Data can come in different forms, shapes and sizes. One way of speaking about data is in terms of its modality. There are a number of modalities data can take:
In most circumstances, a dataset is usually unimodal meaning it only contains only a single modality. A dataset consisting of legal documents would be a unimodal textual dataset. Datasets can also be multimodal and contain multiple modalities. An image captioning dataset is multimodal since it contains the modalities of text in the form of captions as well as images.
Like oil, before data can be used there are a series of steps that need to be taken to ensure that the data is prepared, refined and ready to be consumed. To help appreciate this better, data can be broken down into three different states:
- Unstructured Data
- Semi-structured Data
- Structured Data
Unstructured data is how data is typically found in the wild. It’s oil that is still in the ground or vegetables that are still in the garden. Some work needs to be put in before it can be used. A typical example of unstructured data is a set of contracts that live within a document management system.
Semi-structured data is data that has undergone some refinement but still has some rough edges. It’s oil that has been extracted from the ground but still needs to be purified or vegetables that have been picked from the garden but still need to be chopped and peeled before they can be used.
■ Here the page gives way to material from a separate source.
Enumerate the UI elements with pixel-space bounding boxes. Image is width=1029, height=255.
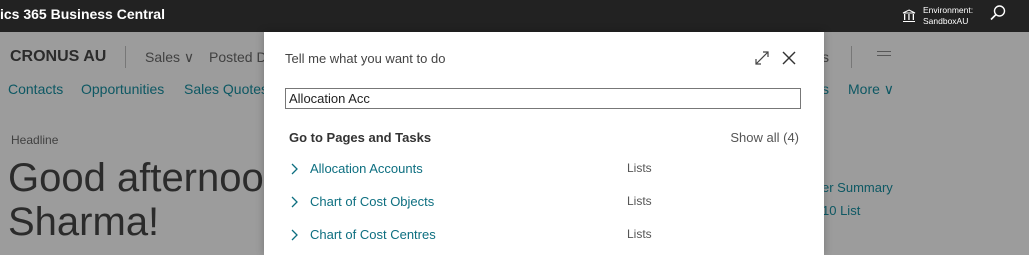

An example of semi-structured data is a set of contracts with some associated meta-data about the parties - it has some structure but work is still needed before the data can properly be used.
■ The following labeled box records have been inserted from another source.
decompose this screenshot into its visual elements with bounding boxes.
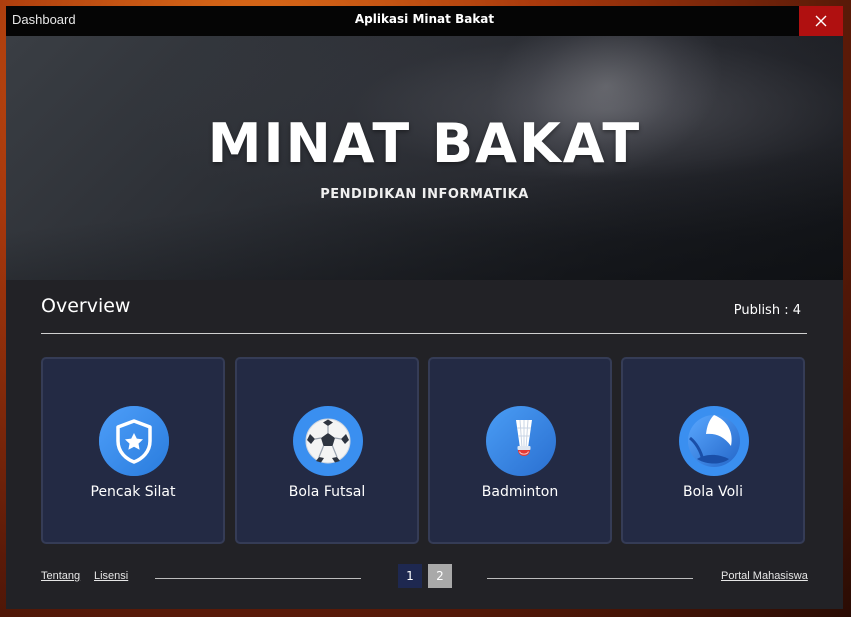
hero-title: MINAT BAKAT — [207, 112, 642, 175]
volleyball-icon — [679, 406, 749, 476]
footer-divider-left — [155, 578, 361, 579]
hero-subtitle: PENDIDIKAN INFORMATIKA — [320, 187, 529, 202]
title-bar: Dashboard Aplikasi Minat Bakat — [6, 6, 843, 36]
overview-divider — [41, 333, 807, 334]
soccer-ball-icon — [293, 406, 363, 476]
card-pencak-silat[interactable]: Pencak Silat — [41, 357, 225, 544]
link-tentang[interactable]: Tentang — [41, 570, 80, 582]
card-bola-futsal[interactable]: Bola Futsal — [235, 357, 419, 544]
overview-title: Overview — [41, 295, 131, 317]
card-bola-voli[interactable]: Bola Voli — [621, 357, 805, 544]
close-icon — [815, 15, 827, 27]
link-portal-mahasiswa[interactable]: Portal Mahasiswa — [721, 570, 808, 582]
footer-divider-right — [487, 578, 693, 579]
window-title: Aplikasi Minat Bakat — [354, 12, 495, 26]
publish-count: Publish : 4 — [733, 303, 801, 318]
shield-star-icon — [99, 406, 169, 476]
app-window: Dashboard Aplikasi Minat Bakat MINAT BAK… — [6, 6, 843, 609]
card-label: Pencak Silat — [90, 484, 176, 500]
shuttlecock-icon — [486, 406, 556, 476]
hero-banner: MINAT BAKAT PENDIDIKAN INFORMATIKA — [6, 36, 843, 280]
page-1-button[interactable]: 1 — [398, 564, 422, 588]
card-label: Bola Voli — [683, 484, 743, 500]
page-2-button[interactable]: 2 — [428, 564, 452, 588]
link-lisensi[interactable]: Lisensi — [94, 570, 128, 582]
card-badminton[interactable]: Badminton — [428, 357, 612, 544]
card-label: Bola Futsal — [288, 484, 366, 500]
card-label: Badminton — [481, 484, 559, 500]
close-button[interactable] — [799, 6, 843, 36]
Structured data is data that is now ready to be used to fuel applications. It’s oil that has been purified and is now ready for consumption. It’s vegetables that have now been peeled, chopped and diced and are ready to be used in cooking. An example of structured data is a set of contracts with all of the relevant fields extracted into a table. Structured data usually comes in the form of a CSV file or a database table and is the starting point for creating higher-level business insights in the form of analytics, predictions or statistics.
Just like with oil, there is a value chain with data. At every step in the chain, the value of the data increases as it goes from unstructured to semi-structured to structured data. The use case of extracting fields from contracts captures precisely this value chain of data - the goal is to go from unstructured data in the form of contracts and arrive at structured data in the form of a table with the extracted fields from the contracts to enable contract analytics that can inform future negotiations and help with compliance.
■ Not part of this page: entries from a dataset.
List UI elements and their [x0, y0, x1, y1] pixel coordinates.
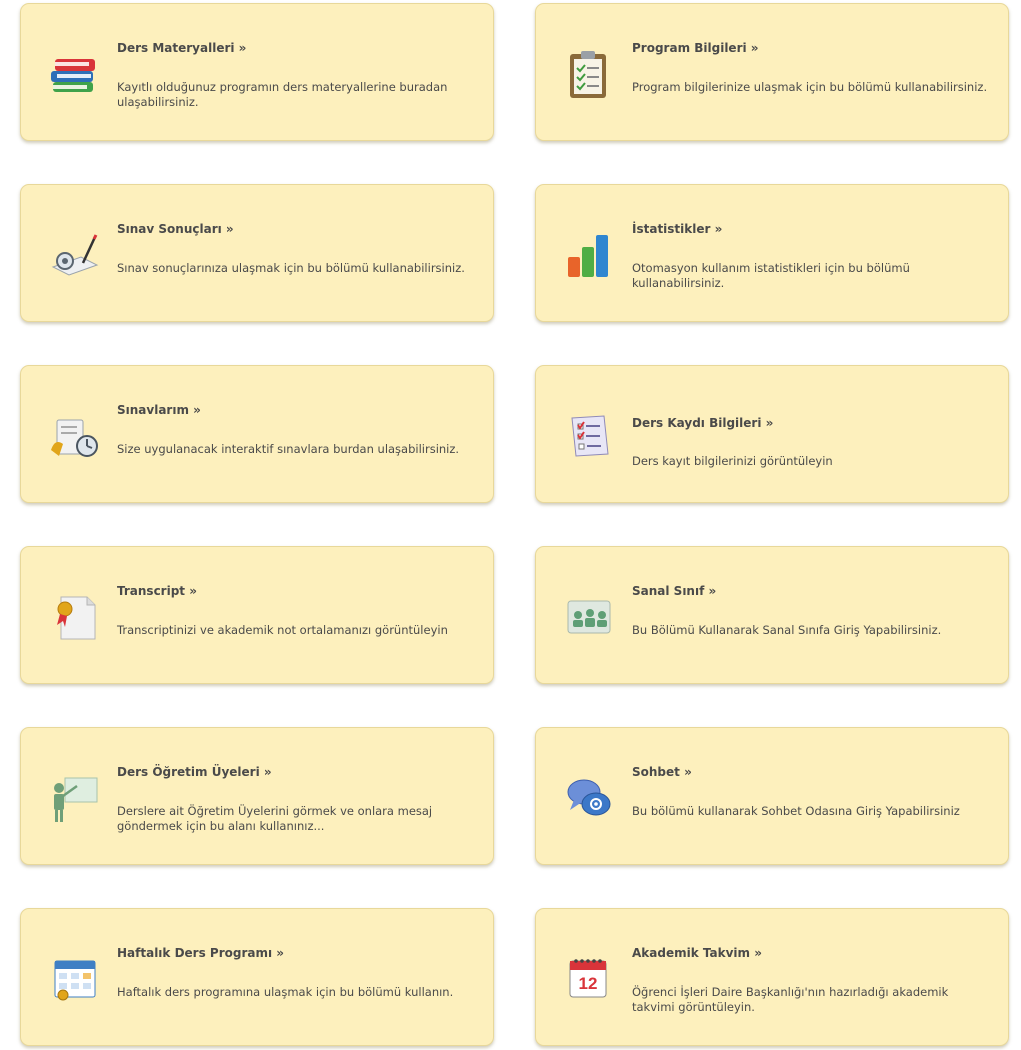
card-sohbet[interactable]: Sohbet » Bu bölümü kullanarak Sohbet Oda…: [535, 727, 1009, 865]
bar-chart-icon: [562, 227, 618, 283]
teacher-icon: [47, 770, 103, 826]
card-description: Program bilgilerinize ulaşmak için bu bö…: [632, 80, 988, 94]
card-transcript[interactable]: Transcript » Transcriptinizi ve akademik…: [20, 546, 494, 684]
card-description: Sınav sonuçlarınıza ulaşmak için bu bölü…: [117, 261, 465, 275]
card-akademik-takvim[interactable]: 12 Akademik Takvim » Öğrenci İşleri Dair…: [535, 908, 1009, 1046]
card-title[interactable]: Program Bilgileri »: [632, 41, 759, 55]
clipboard-icon: [562, 46, 618, 102]
calendar-icon: 12: [562, 951, 618, 1007]
card-description: Kayıtlı olduğunuz programın ders materya…: [117, 80, 448, 109]
card-haftalik-ders-programi[interactable]: Haftalık Ders Programı » Haftalık ders p…: [20, 908, 494, 1046]
card-description: Transcriptinizi ve akademik not ortalama…: [117, 623, 448, 637]
card-ders-materyalleri[interactable]: Ders Materyalleri » Kayıtlı olduğunuz pr…: [20, 3, 494, 141]
certificate-icon: [47, 589, 103, 645]
card-program-bilgileri[interactable]: Program Bilgileri » Program bilgileriniz…: [535, 3, 1009, 141]
card-description: Size uygulanacak interaktif sınavlara bu…: [117, 442, 460, 456]
card-title[interactable]: Ders Öğretim Üyeleri »: [117, 765, 272, 779]
card-title[interactable]: İstatistikler »: [632, 222, 722, 236]
card-description: Öğrenci İşleri Daire Başkanlığı'nın hazı…: [632, 985, 949, 1014]
card-ders-kaydi-bilgileri[interactable]: Ders Kaydı Bilgileri » Ders kayıt bilgil…: [535, 365, 1009, 503]
timed-exam-icon: [47, 408, 103, 464]
exam-results-icon: [47, 227, 103, 283]
card-title[interactable]: Akademik Takvim »: [632, 946, 762, 960]
card-title[interactable]: Sanal Sınıf »: [632, 584, 716, 598]
books-icon: [47, 46, 103, 102]
calendar-day-text: 12: [579, 974, 598, 993]
card-title[interactable]: Transcript »: [117, 584, 197, 598]
card-title[interactable]: Sınavlarım »: [117, 403, 201, 417]
card-description: Bu Bölümü Kullanarak Sanal Sınıfa Giriş …: [632, 623, 942, 637]
card-description: Ders kayıt bilgilerinizi görüntüleyin: [632, 454, 833, 468]
card-description: Otomasyon kullanım istatistikleri için b…: [632, 261, 910, 290]
card-sinavlarim[interactable]: Sınavlarım » Size uygulanacak interaktif…: [20, 365, 494, 503]
card-ders-ogretim-uyeleri[interactable]: Ders Öğretim Üyeleri » Derslere ait Öğre…: [20, 727, 494, 865]
card-title[interactable]: Ders Kaydı Bilgileri »: [632, 416, 773, 430]
card-sinav-sonuclari[interactable]: Sınav Sonuçları » Sınav sonuçlarınıza ul…: [20, 184, 494, 322]
weekly-schedule-icon: [47, 951, 103, 1007]
card-title[interactable]: Sınav Sonuçları »: [117, 222, 234, 236]
dashboard-grid: Ders Materyalleri » Kayıtlı olduğunuz pr…: [0, 0, 1021, 1050]
card-title[interactable]: Sohbet »: [632, 765, 692, 779]
card-istatistikler[interactable]: İstatistikler » Otomasyon kullanım istat…: [535, 184, 1009, 322]
checklist-icon: [562, 408, 618, 464]
card-title[interactable]: Ders Materyalleri »: [117, 41, 246, 55]
chat-bubbles-icon: [562, 770, 618, 826]
card-description: Derslere ait Öğretim Üyelerini görmek ve…: [117, 804, 433, 833]
card-sanal-sinif[interactable]: Sanal Sınıf » Bu Bölümü Kullanarak Sanal…: [535, 546, 1009, 684]
virtual-class-icon: [562, 589, 618, 645]
card-description: Haftalık ders programına ulaşmak için bu…: [117, 985, 454, 999]
card-title[interactable]: Haftalık Ders Programı »: [117, 946, 284, 960]
card-description: Bu bölümü kullanarak Sohbet Odasına Giri…: [632, 804, 960, 818]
While most data in firms and organizations is unstructured, there should be active efforts to work through the value chain to create structured data that can be used to unlock business value and deliver insights.
There is an adage in machine learning: "Garbage in, Garbage out" (GIGO). Any AI model is only as good as the data it's trained on. If you're cooking with old and worn-out ingredients, the dish won't be anywhere near as good as you want it to be. Before venturing into the shiny world of AI, it's important to have a data strategy that enables long-term benefit and value from a firm's data.